The Anglophone crisis is finally getting its fair share at the country’s lower house as parliament speaker Hon. Cavaye Yeye calls for an open debate concerning the once taboo subject-Anglophone crisis.
The veteran Speaker of the house was speaking today Wednesday 19th, 2019 during a plenary session of the house.
The statement from the House Speaker is in itself history as the rubber stamp parliament has failed to discuss the Anglophone crisis, queuing behind government mantra as the crisis worsens.
Creating history by addressing the house for the first time in both official languages of the country today, House Speaker Cavaye called on lawmakers to debate and find long-lasting solutions to a crisis many say the solution now rests far beyond the borders of the national triangle
In a surprise twist of events following an eventful opening session of the house, the house speaker is embracing much-trumpeted dialogue after he has been heavily criticized by fellow opposition MPs for ignoring the crisis which has been debated elsewhere around the globe
Reacting to the call by House speaker in parliament, SDF’s Joshua Osih chastised the house speaker for calling for debate and dialogue almost three years late, saying what the country needs is an inclusive dialogue involving all parties of the conflict and not a parliamentary debate-opening another front of potential verbal confrontation even as SDF boost of limited firepower in their arsenal
The CPDM controlled house has failed to honor its constitutional responsibility of legislative independence from the Executive, opting instead to criticized foreign parliaments for doing their join for them
Most lawmakers have routinely and embarrassingly denied the existence of the Anglophone crisis, blindly support government’s uncoordinated actions which are clearly not enough and largely remained in Yaoundé as their constituencies light up in flames.
For an armed conflict which has been debated in EU, Germany, UK, Canada and other parliaments around the world, Cameroonians have been stunned by the historic silence of their representatives and bewildered by the neglect from their own lawmakers in what is the biggest humanitarian crisis in the country since independence
Issues about the Anglophone crisis have been a lightning rod in the house as MPs prefer to debate whether the issue should be an agenda for parliamentary discourse outside the glass house rather than inside as many continue to die from ravaging gun battles.
In December 2016 during the height of the crisis, SDF’s MP Hon. Wirba made history and defiled house standing orders with a bombshell speech, ignoring raucous calls from CPDM MPs led by their speaker to leave the rostrum as he detailed the crisis and warned of dangers ahead.
His defiance and bravery endeared him in the hearts of many Anglophones and he instantly became a symbol of the revolution.

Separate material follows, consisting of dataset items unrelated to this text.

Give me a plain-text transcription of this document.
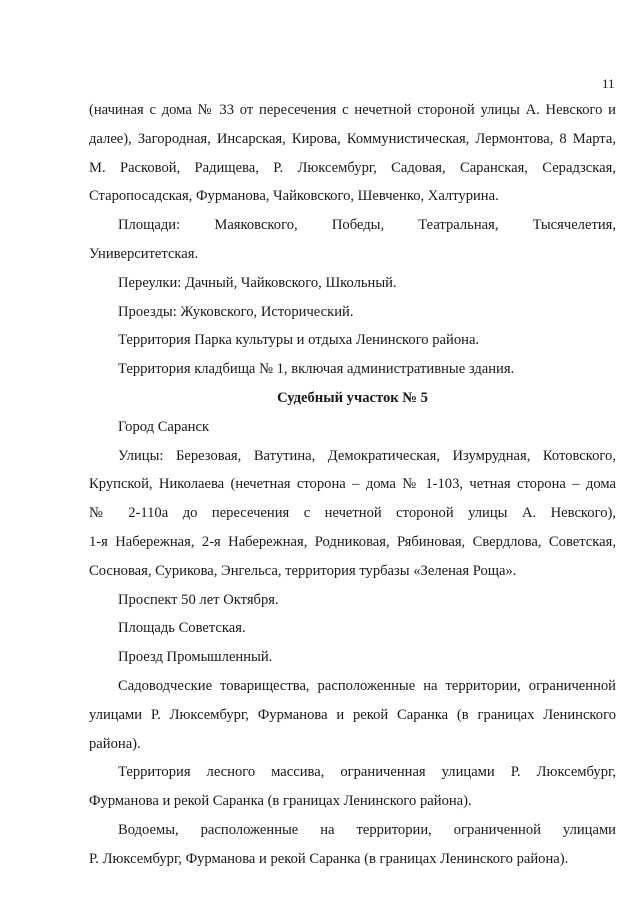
11
(начиная с дома № 33 от пересечения с нечетной стороной улицы А. Невского и
далее), Загородная, Инсарская, Кирова, Коммунистическая, Лермонтова, 8 Марта,
М. Расковой, Радищева, Р. Люксембург, Садовая, Саранская, Серадзская,
Старопосадская, Фурманова, Чайковского, Шевченко, Халтурина.
Площади: Маяковского, Победы, Театральная, Тысячелетия,
Университетская.
Переулки: Дачный, Чайковского, Школьный.
Проезды: Жуковского, Исторический.
Территория Парка культуры и отдыха Ленинского района.
Территория кладбища № 1, включая административные здания.

Судебный участок № 5

Город Саранск
Улицы: Березовая, Ватутина, Демократическая, Изумрудная, Котовского,
Крупской, Николаева (нечетная сторона – дома № 1-103, четная сторона – дома
№ 2-110а до пересечения с нечетной стороной улицы А. Невского),
1-я Набережная, 2-я Набережная, Родниковая, Рябиновая, Свердлова, Советская,
Сосновая, Сурикова, Энгельса, территория турбазы «Зеленая Роща».
Проспект 50 лет Октября.
Площадь Советская.
Проезд Промышленный.
Садоводческие товарищества, расположенные на территории, ограниченной
улицами Р. Люксембург, Фурманова и рекой Саранка (в границах Ленинского
района).
Территория лесного массива, ограниченная улицами Р. Люксембург,
Фурманова и рекой Саранка (в границах Ленинского района).
Водоемы, расположенные на территории, ограниченной улицами
Р. Люксембург, Фурманова и рекой Саранка (в границах Ленинского района).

According to the rights group, thousands have died, leaving more than 500 000 displaced and more than 200 villages razed government figures put those numbers far lower, saying only about 150 000 people have been displaced and are being taken care of.
A parliamentary revival?
Many are welcoming the latest move from the country’s third most powerful man as a parliamentary revival, but if recent activities are a pointer, and then we are far from that.
Faced with mounting international pressure which is drying up much-needed cash in Yaoundé, House Speaker is flexing his muscle where he can, joining the bandwagon of uncoordinated and contested dialogue initiated launched by the country’s premier chief Dr. Joseph Dion Ngute
Last week, the speaker took aimed at the International community and foreign governments which he says want to destabilize Cameroon, the President of the Senate reiterated the same stance three days later during the opening session of both houses of parliament.
Government critics say Yaoundé is trying to buy time amidst mounting international pressure adding the government has no appetitive to resolve the crisis
For lawmakers who are living well beyond their mandate as another extension looms which might keep them into the office till 20220, the House Speaker doesn’t have so many options to avoid the country’s most urgent and pressing security challenge which is threatening to disintegrate the very foundation of the state whose legislative branch he presides
With deserted villages, daily gun battles, massive unemployment, the rising death toll, and tired population, it might be a matter of time before al government branches realize that there is only one option-genuine and inclusive dialogue with everybody on board.